There many provocative situations, yes. There were many families taken away from the village, many people murdered. Many people went to War and never came back. It's a good thing that there's the Book of Memories. Have you seen it?

            Ovsienko V.V.:What book? My home village for example has 346 people dead from starvation and 222 died at War.

            Kurchyk M.Y.: Here, take a look. I thank Chervoniy for this book.

            Ovsienko V.V.: Let's take a look. I have another question: did you ever write or publish anything about yourself? Because I have everything about you which is on internet but the only newspaper which has information on you is the “Dzerkalo tyzhnia”. There's a dig publication from 2003. Was there anything else?

            Kurchyk M.Y.: Yes, there was a lot but I didn't write anything myself, journalists wrote about me. Horobec, for example, the guy who works throughout our region. Some journalists came from Zhytomyr. I could have written to “Volyn” magazine but didn't...

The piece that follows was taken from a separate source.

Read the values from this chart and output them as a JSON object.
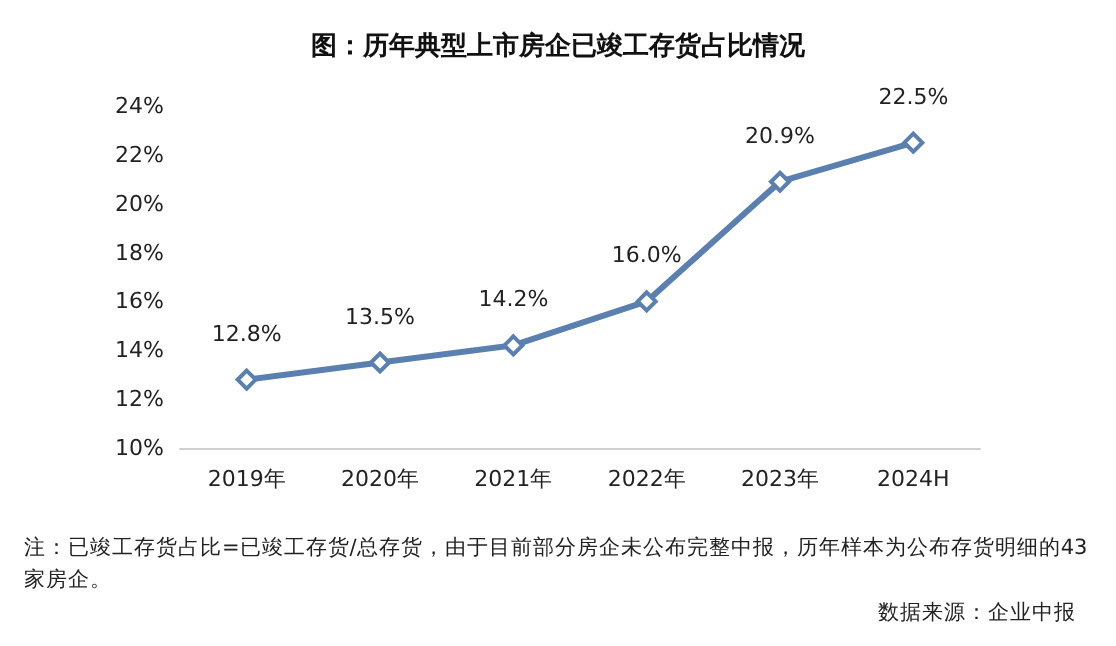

            Ovsienko V.V.: Levko Lukianenko provided a few text in his books, which he said were yours and he just used them in his book. He added something to make it look like a dialogue. Is that so? Do you have his third book? (Levko Lukianenko. “From imprisonment: memories and thoughts. Book three”. – K.: “Svitlytsia” publication, “Shidna Proekcia”, 2009. – 275-289).

            Kurchyk M.Y.: I did but I gave it away to my students.

            Ovsienko V.V.: I scanned the text from that book and published it on the KHPG website (http://archive.khpg.org/index.php?id=1339771552&w).

            Kurchyk M.Y.: Yes, but there are mistakes there. I made my oath of the 14th of January 1944. and my sentence term was 26 years. That's what it says. Levko must have made those mistakes accidentally because he served 26 years himself...

            Ovsienko V.V.: No, he served 27 years.

            Kurchyk M.Y.: Yes, and I served practically 31 year 2 months and 25 days – I calculated everything precisely.

            Ovsienko V.V.: The second tape is about to end. I'll turn the recorder off and if remember anything, I'll turn it on again. I think these were all the answers I needed. Thank you.